Ein Computer so groß wie ein Doppelbett

Konrad Zuse, mit seinem Nachbau, des sogenannten Z 1, im Berliner Museum für Verkehr und Technik .

Faulheit muss nicht immer schlecht sein. Konrad Zuse war zum Beispiel zu faul zum Rechnen. Darum erfand er vor mehr als 70 Jahren die erste vollautomatische Rechenmaschine der Welt.

Konrad Zuse, der Erfinder des Computers

In diesem Jahr erinnern viele Menschen an den Erfinder Konrad Zuse. Zu ihm gibt es Ausstellungen und Vorträge. Warum gerade jetzt? Zuse ist zwar schon vor vielen Jahren gestorben, wäre am 22. Juni aber 100 Jahre alt geworden. Das ist für manche Menschen Grund zum Feiern. Zuse wurde 85 Jahre alt.

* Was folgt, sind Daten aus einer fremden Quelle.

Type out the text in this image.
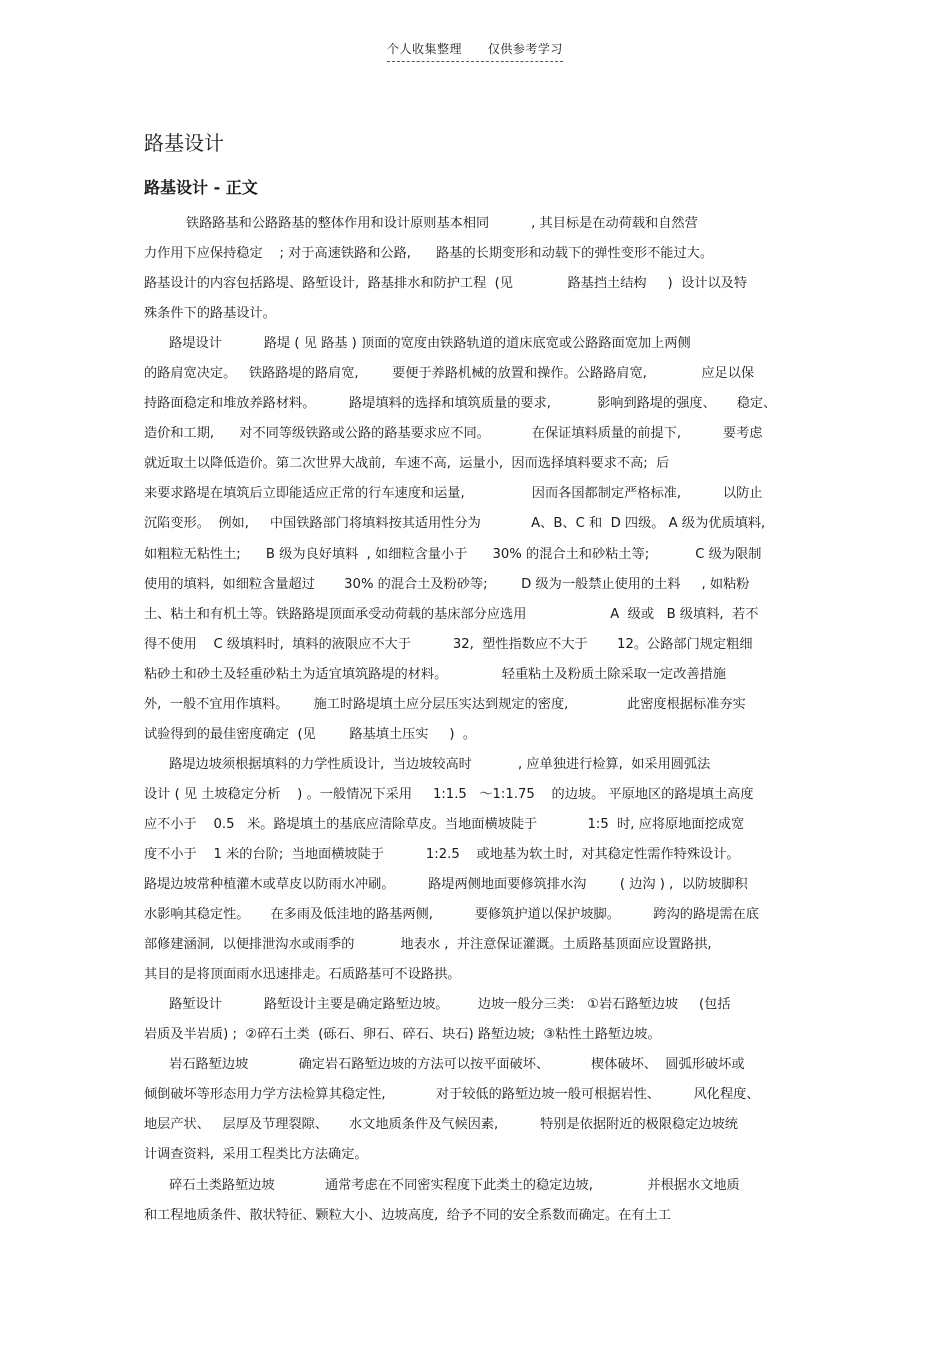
个人收集整理      仅供参考学习
路基设计
路基设计 - 正文
铁路路基和公路路基的整体作用和设计原则基本相同          , 其目标是在动荷载和自然营
力作用下应保持稳定    ; 对于高速铁路和公路,      路基的长期变形和动载下的弹性变形不能过大。
路基设计的内容包括路堤、路堑设计,  路基排水和防护工程  (见             路基挡土结构     )  设计以及特
殊条件下的路基设计。
路堤设计          路堤 ( 见 路基 ) 顶面的宽度由铁路轨道的道床底宽或公路路面宽加上两侧
的路肩宽决定。   铁路路堤的路肩宽,        要便于养路机械的放置和操作。公路路肩宽,             应足以保
持路面稳定和堆放养路材料。        路堤填料的选择和填筑质量的要求,           影响到路堤的强度、     稳定、
造价和工期,      对不同等级铁路或公路的路基要求应不同。          在保证填料质量的前提下,          要考虑
就近取土以降低造价。第二次世界大战前,  车速不高,  运量小,  因而选择填料要求不高;  后
来要求路堤在填筑后立即能适应正常的行车速度和运量,                因而各国都制定严格标准,          以防止
沉陷变形。  例如,     中国铁路部门将填料按其适用性分为            A、B、C 和  D 四级。 A 级为优质填料,
如粗粒无粘性土;      B 级为良好填料  , 如细粒含量小于      30% 的混合土和砂粘土等;           C 级为限制
使用的填料,  如细粒含量超过       30% 的混合土及粉砂等;        D 级为一般禁止使用的土料     , 如粘粉
土、粘土和有机土等。铁路路堤顶面承受动荷载的基床部分应选用                    A  级或   B 级填料,  若不
得不使用    C 级填料时,  填料的液限应不大于          32,  塑性指数应不大于       12。公路部门规定粗细
粘砂土和砂土及轻重砂粘土为适宜填筑路堤的材料。             轻重粘土及粉质土除采取一定改善措施
外,  一般不宜用作填料。      施工时路堤填土应分层压实达到规定的密度,              此密度根据标准夯实
试验得到的最佳密度确定  (见        路基填土压实     )  。
路堤边坡须根据填料的力学性质设计,  当边坡较高时           , 应单独进行检算,  如采用圆弧法
设计 ( 见 土坡稳定分析    ) 。一般情况下采用     1:1.5   ～1:1.75    的边坡。 平原地区的路堤填土高度
应不小于    0.5   米。路堤填土的基底应清除草皮。当地面横坡陡于            1:5  时, 应将原地面挖成宽
度不小于    1 米的台阶;  当地面横坡陡于          1:2.5    或地基为软土时,  对其稳定性需作特殊设计。
路堤边坡常种植灌木或草皮以防雨水冲刷。        路堤两侧地面要修筑排水沟        ( 边沟 ) ,  以防坡脚积
水影响其稳定性。     在多雨及低洼地的路基两侧,          要修筑护道以保护坡脚。        跨沟的路堤需在底
部修建涵洞,  以便排泄沟水或雨季的           地表水 ,  并注意保证灌溉。土质路基顶面应设置路拱,
其目的是将顶面雨水迅速排走。石质路基可不设路拱。
路堑设计          路堑设计主要是确定路堑边坡。       边坡一般分三类:   ①岩石路堑边坡     (包括
岩质及半岩质) ;  ②碎石土类  (砾石、卵石、碎石、块石) 路堑边坡;  ③粘性土路堑边坡。
岩石路堑边坡            确定岩石路堑边坡的方法可以按平面破坏、          楔体破坏、  圆弧形破坏或
倾倒破坏等形态用力学方法检算其稳定性,            对于较低的路堑边坡一般可根据岩性、        风化程度、
地层产状、   层厚及节理裂隙、     水文地质条件及气候因素,          特别是依据附近的极限稳定边坡统
计调查资料,  采用工程类比方法确定。
碎石土类路堑边坡            通常考虑在不同密实程度下此类土的稳定边坡,             并根据水文地质
和工程地质条件、散状特征、颗粒大小、边坡高度,  给予不同的安全系数而确定。在有土工
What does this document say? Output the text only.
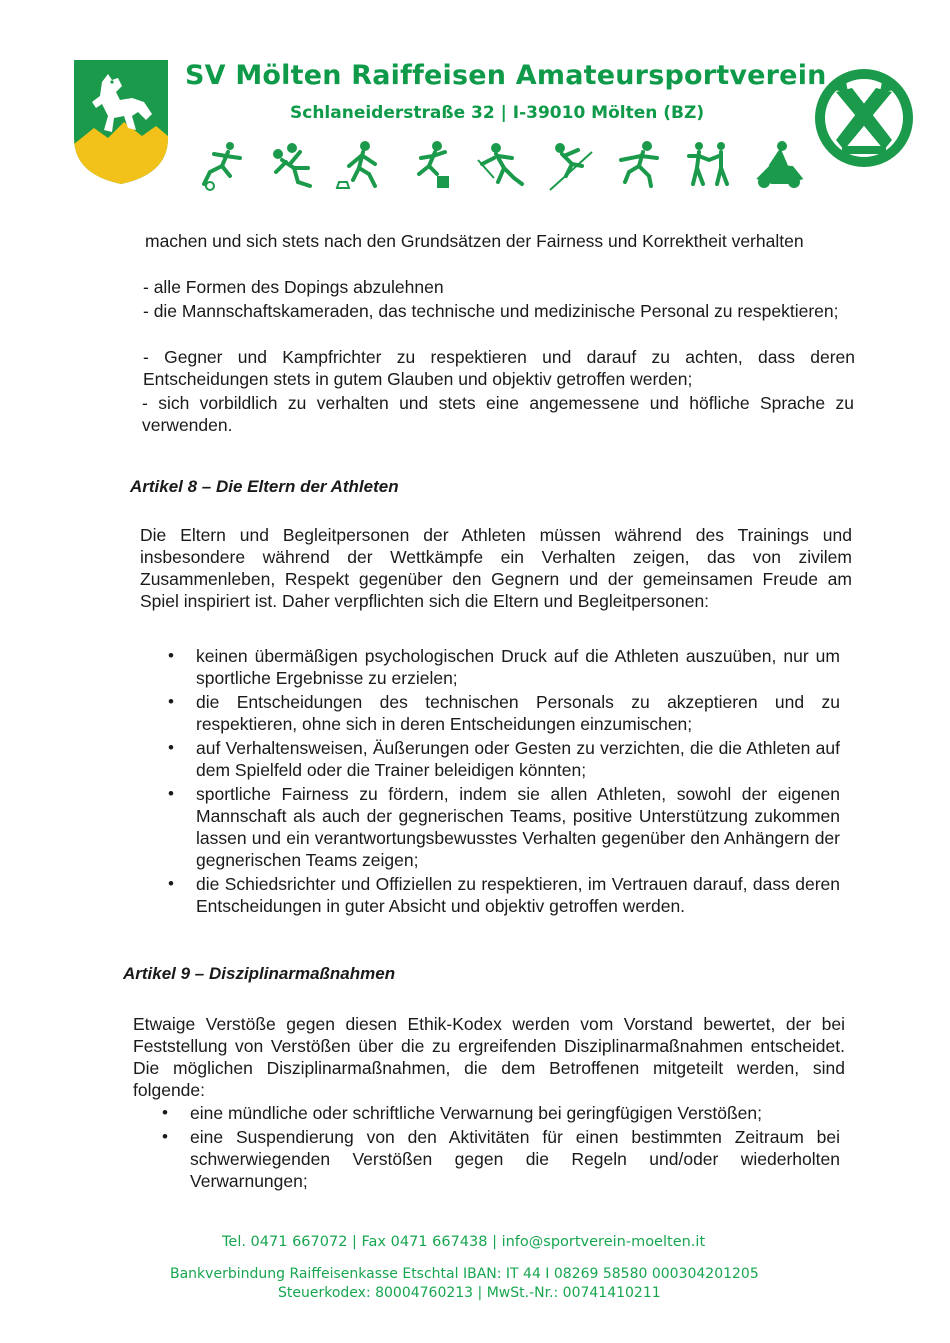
SV Mölten Raiffeisen Amateursportverein
Schlaneiderstraße 32 | I-39010 Mölten (BZ)

machen und sich stets nach den Grundsätzen der Fairness und Korrektheit verhalten

- alle Formen des Dopings abzulehnen

- die Mannschaftskameraden, das technische und medizinische Personal zu respektieren;

- Gegner und Kampfrichter zu respektieren und darauf zu achten, dass deren Entscheidungen stets in gutem Glauben und objektiv getroffen werden;

- sich vorbildlich zu verhalten und stets eine angemessene und höfliche Sprache zu verwenden.

Artikel 8 – Die Eltern der Athleten

Die Eltern und Begleitpersonen der Athleten müssen während des Trainings und insbesondere während der Wettkämpfe ein Verhalten zeigen, das von zivilem Zusammenleben, Respekt gegenüber den Gegnern und der gemeinsamen Freude am Spiel inspiriert ist. Daher verpflichten sich die Eltern und Begleitpersonen:

• keinen übermäßigen psychologischen Druck auf die Athleten auszuüben, nur um sportliche Ergebnisse zu erzielen;
• die Entscheidungen des technischen Personals zu akzeptieren und zu respektieren, ohne sich in deren Entscheidungen einzumischen;
• auf Verhaltensweisen, Äußerungen oder Gesten zu verzichten, die die Athleten auf dem Spielfeld oder die Trainer beleidigen könnten;
• sportliche Fairness zu fördern, indem sie allen Athleten, sowohl der eigenen Mannschaft als auch der gegnerischen Teams, positive Unterstützung zukommen lassen und ein verantwortungsbewusstes Verhalten gegenüber den Anhängern der gegnerischen Teams zeigen;
• die Schiedsrichter und Offiziellen zu respektieren, im Vertrauen darauf, dass deren Entscheidungen in guter Absicht und objektiv getroffen werden.
Artikel 9 – Disziplinarmaßnahmen

Etwaige Verstöße gegen diesen Ethik-Kodex werden vom Vorstand bewertet, der bei Feststellung von Verstößen über die zu ergreifenden Disziplinarmaßnahmen entscheidet. Die möglichen Disziplinarmaßnahmen, die dem Betroffenen mitgeteilt werden, sind folgende:

• eine mündliche oder schriftliche Verwarnung bei geringfügigen Verstößen;
• eine Suspendierung von den Aktivitäten für einen bestimmten Zeitraum bei schwerwiegenden Verstößen gegen die Regeln und/oder wiederholten Verwarnungen;
Tel. 0471 667072 | Fax 0471 667438 | info@sportverein-moelten.it
Bankverbindung Raiffeisenkasse Etschtal IBAN: IT 44 I 08269 58580 000304201205
Steuerkodex: 80004760213 | MwSt.-Nr.: 00741410211
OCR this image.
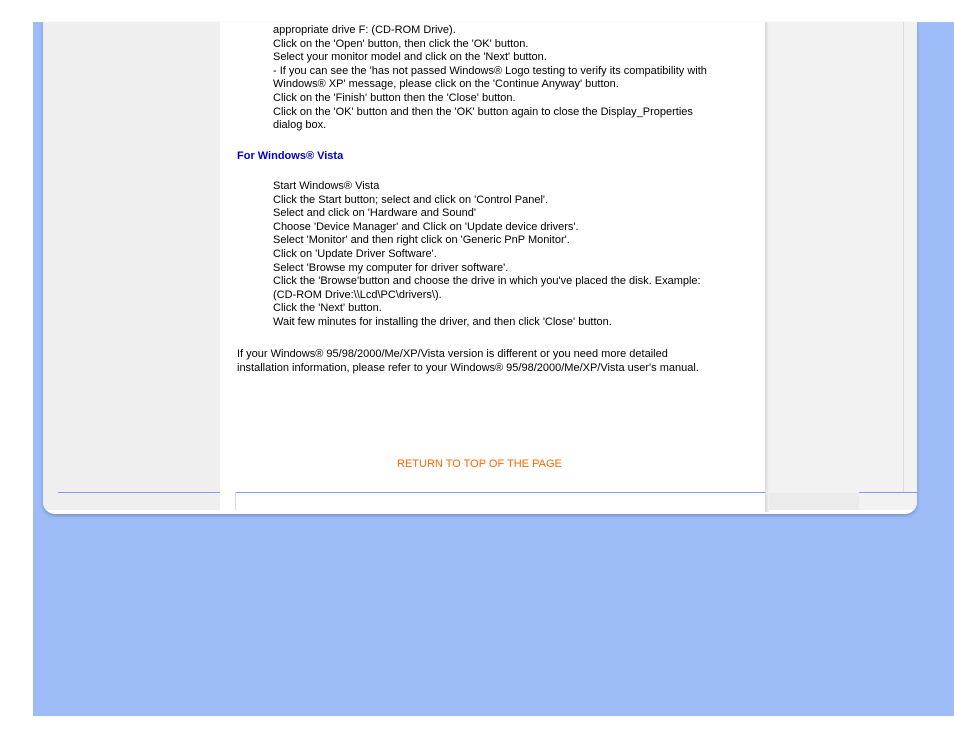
appropriate drive F: (CD-ROM Drive).
Click on the 'Open' button, then click the 'OK' button.
Select your monitor model and click on the 'Next' button.
- If you can see the 'has not passed Windows® Logo testing to verify its compatibility with
Windows® XP' message, please click on the 'Continue Anyway' button.
Click on the 'Finish' button then the 'Close' button.
Click on the 'OK' button and then the 'OK' button again to close the Display_Properties
dialog box.
For Windows® Vista
Start Windows® Vista
Click the Start button; select and click on 'Control Panel'.
Select and click on 'Hardware and Sound'
Choose 'Device Manager' and Click on 'Update device drivers'.
Select 'Monitor' and then right click on 'Generic PnP Monitor'.
Click on 'Update Driver Software'.
Select 'Browse my computer for driver software'.
Click the 'Browse'button and choose the drive in which you've placed the disk. Example:
(CD-ROM Drive:\\Lcd\PC\drivers\).
Click the 'Next' button.
Wait few minutes for installing the driver, and then click 'Close' button.
If your Windows® 95/98/2000/Me/XP/Vista version is different or you need more detailed
installation information, please refer to your Windows® 95/98/2000/Me/XP/Vista user's manual.
RETURN TO TOP OF THE PAGE
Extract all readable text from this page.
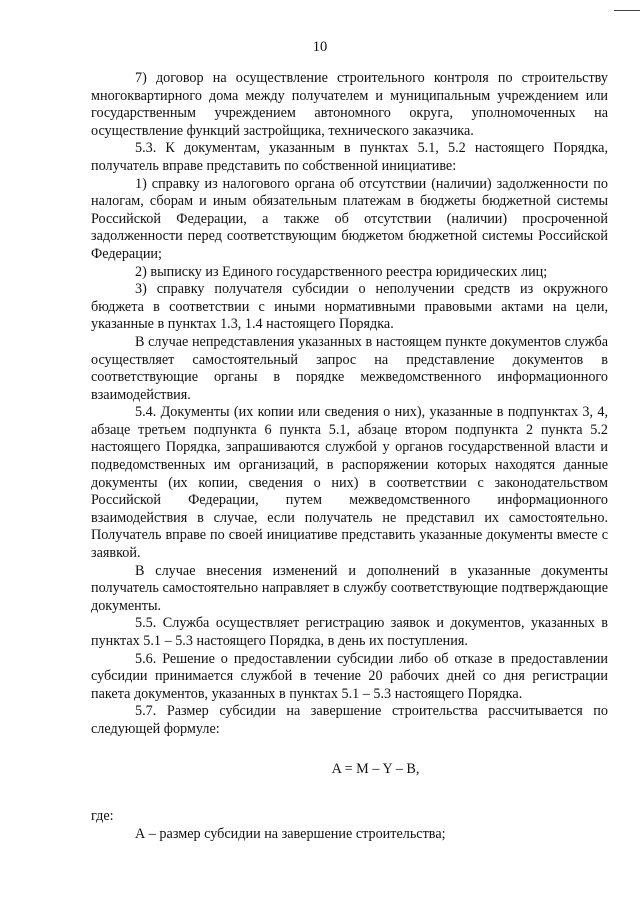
10

7) договор на осуществление строительного контроля по строительству многоквартирного дома между получателем и муниципальным учреждением или государственным учреждением автономного округа, уполномоченных на осуществление функций застройщика, технического заказчика.

5.3. К документам, указанным в пунктах 5.1, 5.2 настоящего Порядка, получатель вправе представить по собственной инициативе:

1) справку из налогового органа об отсутствии (наличии) задолженности по налогам, сборам и иным обязательным платежам в бюджеты бюджетной системы Российской Федерации, а также об отсутствии (наличии) просроченной задолженности перед соответствующим бюджетом бюджетной системы Российской Федерации;

2) выписку из Единого государственного реестра юридических лиц;

3) справку получателя субсидии о неполучении средств из окружного бюджета в соответствии с иными нормативными правовыми актами на цели, указанные в пунктах 1.3, 1.4 настоящего Порядка.

В случае непредставления указанных в настоящем пункте документов служба осуществляет самостоятельный запрос на представление документов в соответствующие органы в порядке межведомственного информационного взаимодействия.

5.4. Документы (их копии или сведения о них), указанные в подпунктах 3, 4, абзаце третьем подпункта 6 пункта 5.1, абзаце втором подпункта 2 пункта 5.2 настоящего Порядка, запрашиваются службой у органов государственной власти и подведомственных им организаций, в распоряжении которых находятся данные документы (их копии, сведения о них) в соответствии с законодательством Российской Федерации, путем межведомственного информационного взаимодействия в случае, если получатель не представил их самостоятельно. Получатель вправе по своей инициативе представить указанные документы вместе с заявкой.

В случае внесения изменений и дополнений в указанные документы получатель самостоятельно направляет в службу соответствующие подтверждающие документы.

5.5. Служба осуществляет регистрацию заявок и документов, указанных в пунктах 5.1 – 5.3 настоящего Порядка, в день их поступления.

5.6. Решение о предоставлении субсидии либо об отказе в предоставлении субсидии принимается службой в течение 20 рабочих дней со дня регистрации пакета документов, указанных в пунктах 5.1 – 5.3 настоящего Порядка.

5.7. Размер субсидии на завершение строительства рассчитывается по следующей формуле:

A = M – Y – B,

где:

А – размер субсидии на завершение строительства;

Außerdem kann man in diesem Jahr mal mehr darüber erzählen, wer den Computer erfunden hat. Viele Menschen glauben zum Beispiel, dass es der Amerikaner Bill Gates war. Doch das ist nicht richtig - es war Konrad Zuse. Für das Deutsche Technikmuseum in Berlin hat er seinen "Z1" später sogar noch mal nachgebaut. Die Maschine ist dort noch heute zu sehen.

Sie sollte ihm das lästige Rechnen abnehmen - und sie gilt heute als erster Computer der Welt. Zuses Maschine sah aber anders aus als unsere Computer heute: Sie war etwa so groß wie ein Doppelbett. Konrad Zuse tüftelte schon als Kind gerne. Mit etwa 20 wünschte er sich ein mechanisches Gehirn, das Rechenaufgaben für ihn erledigen sollte. Bei seiner Arbeit ärgerte er sich nämlich über langweilige Zahlenreihen. Im Wohnzimmer seiner Eltern baute er daher an einer Maschine, die ihm die anstrengende Rechnerei abnehmen sollte. Im Jahr 1936 war das Ding fertig - und das Wohnzimmer ziemlich voll. Damals war Zuse Mitte 20.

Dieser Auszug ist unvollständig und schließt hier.